Oui Madame la secrétaire de Monsieur l'inspecteur d'académie, ne vous indignez pas, je le sais. Je m'apprête à beaucoup travailler.
En 2018, je décide de changer de métier, celui de journaliste n'a servi, jusqu'alors, qu'à me maintenir sous le seuil de pauvreté. Je me sens au milieu du gué, sans bien apercevoir l'autre rive. Un conseiller Pôle Emploi me suggère de devenir Professeur. Je trouve la proposition enthousiasmante, mais je ne possède que le baccalauréat. Qu'à cela ne tienne. Il existe la validation des acquis de l'expérience, la VAE.
« Mais vous savez, il faut analyser les textes, ce n'est pas facile »
Oui Madame la secrétaire de Monsieur l'inspecteur d'académie. Cela fait trente ans que je lis, que j'écris, que je travaille sur des textes, que je les critique, que je critique des pièces de théâtre ou des expositions d'art contemporain ou de photographie. Vous pensez que soudain, devant des élèves, je ne saurais plus faire ?
J'obtiens mon Master 2 de littérature mention métiers de l'écriture, à Toulouse Jean Jaurès, avec la note de 18 sur 20, mention très bien en octobre 2020. Une bande d'Agrégés de lettres modernes et de rhétorique, à la lecture des cent pages de mon mémoire, des deux cents pages de mes annexes, puis à m'écouter le jour de ma soutenance, ont décidé de m'adouber. Ce ne sera pas le cas de Madame la secrétaire de Monsieur l'inspecteur d'académie.
« Mais la grammaire, il n'y avait pas d'épreuve de grammaire, dans votre VAE. »

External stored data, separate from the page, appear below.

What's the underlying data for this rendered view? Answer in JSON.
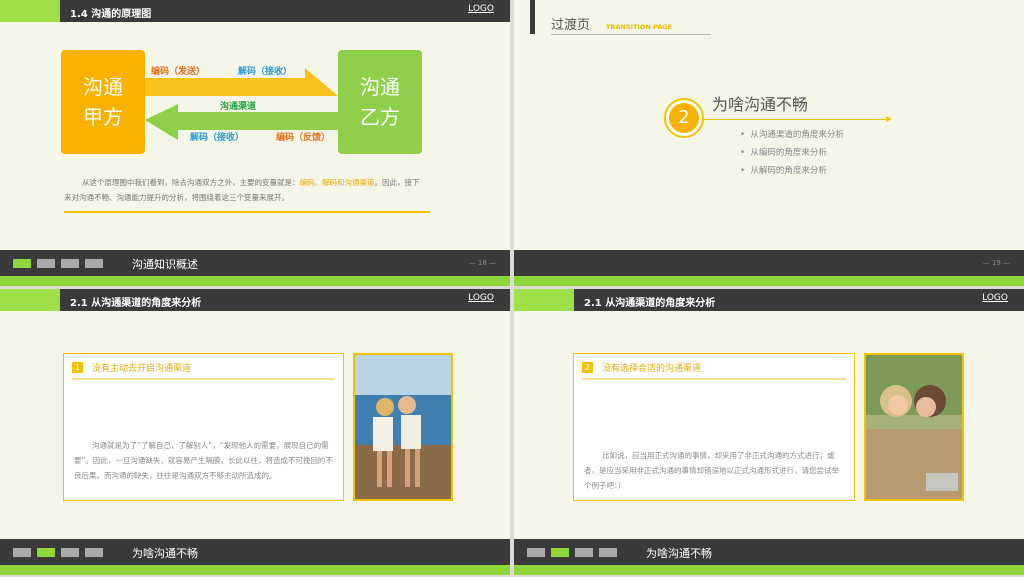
{
  "slide1": {
    "header": "1.4 沟通的原理图",
    "logo": "LOGO",
    "left_box": "沟通甲方",
    "right_box": "沟通乙方",
    "label_encode_send": "编码（发送）",
    "label_decode_receive": "解码（接收）",
    "label_channel": "沟通渠道",
    "label_decode_receive2": "解码（接收）",
    "label_encode_feedback": "编码（反馈）",
    "paragraph_pre": "从这个原理图中我们看到，除去沟通双方之外，主要的变量就是：",
    "paragraph_highlight": "编码、解码和沟通渠道",
    "paragraph_post": "。因此，接下来对沟通不畅、沟通能力提升的分析，将围绕着这三个变量来展开。",
    "footer_title": "沟通知识概述",
    "page": "— 18 —"
  },
  "slide2": {
    "header": "过渡页",
    "header_en": "TRANSITION PAGE",
    "number": "2",
    "title": "为啥沟通不畅",
    "bullets": [
      "从沟通渠道的角度来分析",
      "从编码的角度来分析",
      "从解码的角度来分析"
    ],
    "page": "— 19 —"
  },
  "slide3": {
    "header": "2.1 从沟通渠道的角度来分析",
    "logo": "LOGO",
    "num": "1",
    "card_title": "没有主动去开启沟通渠道",
    "card_text": "沟通就是为了“了解自己，了解别人”，“发现他人的需要，展现自己的需要”。因此，一旦沟通缺失，就容易产生隔膜，长此以往，将造成不可挽回的不良后果。而沟通的缺失，往往是沟通双方不够主动所造成的。",
    "footer_title": "为啥沟通不畅"
  },
  "slide4": {
    "header": "2.1 从沟通渠道的角度来分析",
    "logo": "LOGO",
    "num": "2",
    "card_title": "没有选择合适的沟通渠道",
    "card_text": "比如说，应当用正式沟通的事情，却采用了非正式沟通的方式进行；或者，是应当采用非正式沟通的事情却错误地以正式沟通形式进行，请您尝试举个例子吧：）",
    "footer_title": "为啥沟通不畅"
  },
  "colors": {
    "green": "#8fd63c",
    "orange": "#f9b200",
    "dark": "#3a3a3a",
    "yellow": "#f2c200"
  }
}
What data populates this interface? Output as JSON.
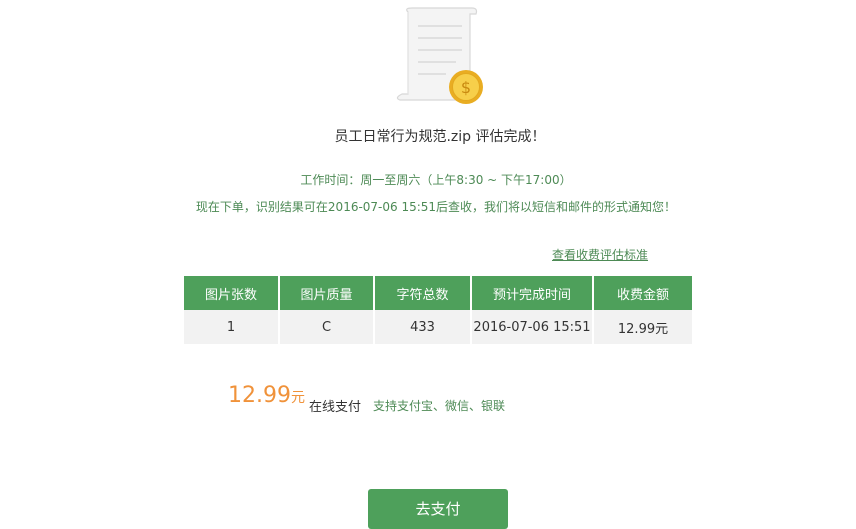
{
  "header": {
    "title": "员工日常行为规范.zip 评估完成！",
    "work_time": "工作时间：周一至周六（上午8:30 ~ 下午17:00）",
    "notice": "现在下单，识别结果可在2016-07-06 15:51后查收，我们将以短信和邮件的形式通知您！"
  },
  "fee_link": "查看收费评估标准",
  "table": {
    "headers": [
      "图片张数",
      "图片质量",
      "字符总数",
      "预计完成时间",
      "收费金额"
    ],
    "row": [
      "1",
      "C",
      "433",
      "2016-07-06 15:51",
      "12.99元"
    ]
  },
  "payment": {
    "amount": "12.99",
    "unit": "元",
    "label": "在线支付",
    "methods": "支持支付宝、微信、银联",
    "button_label": "去支付"
  },
  "colors": {
    "accent_green": "#4ea05b",
    "text_green": "#4d8a55",
    "price_orange": "#f0923a",
    "coin_gold": "#f2c23a"
  },
  "icons": {
    "illustration": "document-scroll-with-dollar-coin-icon"
  }
}
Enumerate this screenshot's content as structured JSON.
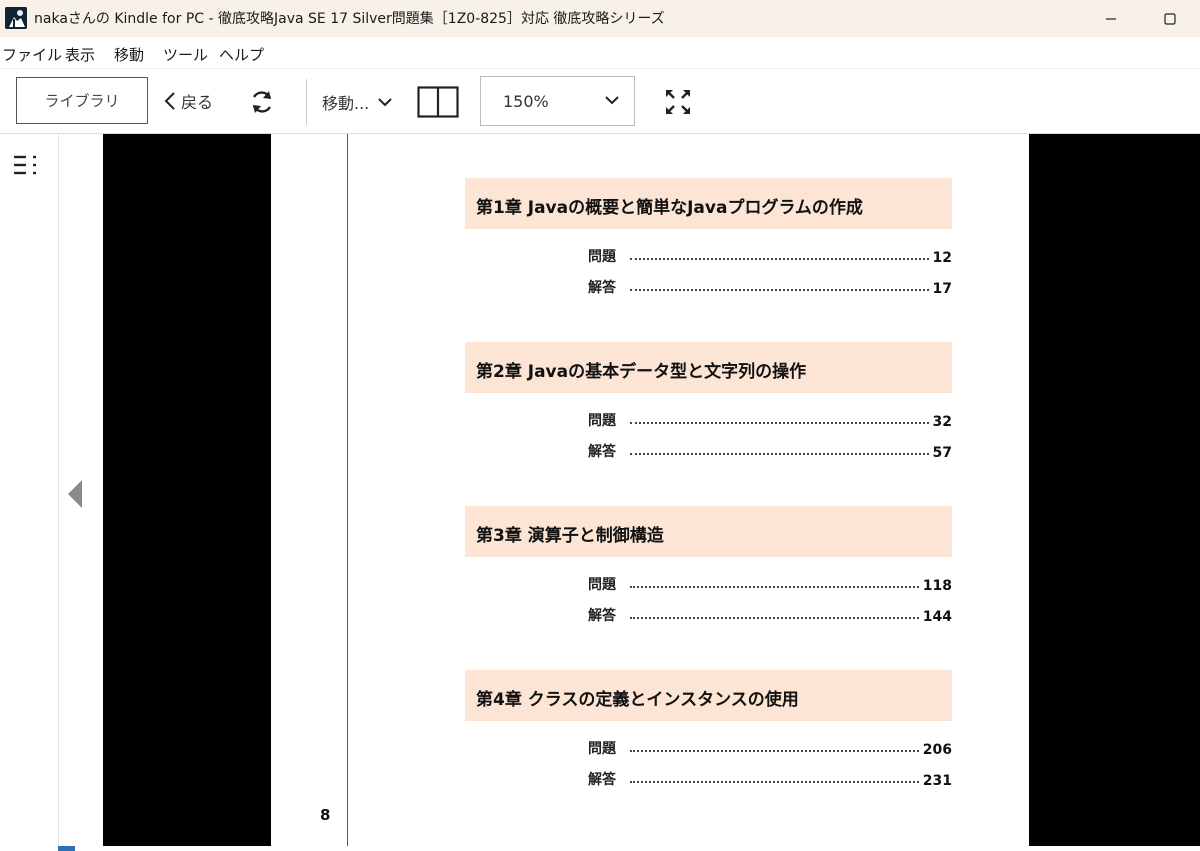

En effet, Madame la secrétaire de Monsieur l'inspecteur d'académie. Et je ne vais pas vous cacher que je ne suis pas un grammérien émérite. Mais je crois aussi être capable de me hisser au niveau d'une classe d'enfants ou d'adolescents. Non je ne le crois pas. J'en suis sûr.
« Tenez, voulez-vous bien analyser gramaticalement cette phrase, s'il vous plait ? »
J'en suis incapable, Madame la secrétaire de Monsieur l'inspecteur d'académie, je ne peux aller au delà des analyses les plus simples. Des souvenirs du collège. Comme vous me l'avez fait remarquer, je n'ai pas appris la grammaire. Et je vous répète que cela ne me fait pas peur. Pas peur du tout.
« Impossible de vous laisser devant une classe, Monsieur. Que diraient les enfants s'ils vous posaient une question à laquelle vous ne pourriez pas répondre. Il s'agit de votre crédibilité. Ensuite, plus personne ne vous écouterait. »
À cause d'une question de grammaire ? Madame la secrétaire de Monsieur l'inspecteur d'académie, votre expérience de l'enseignement est stupéfiante, et vous avez raison de me faire la leçon.
« C'est dommage (dit-elle), vous auriez fait un excellent professeur ».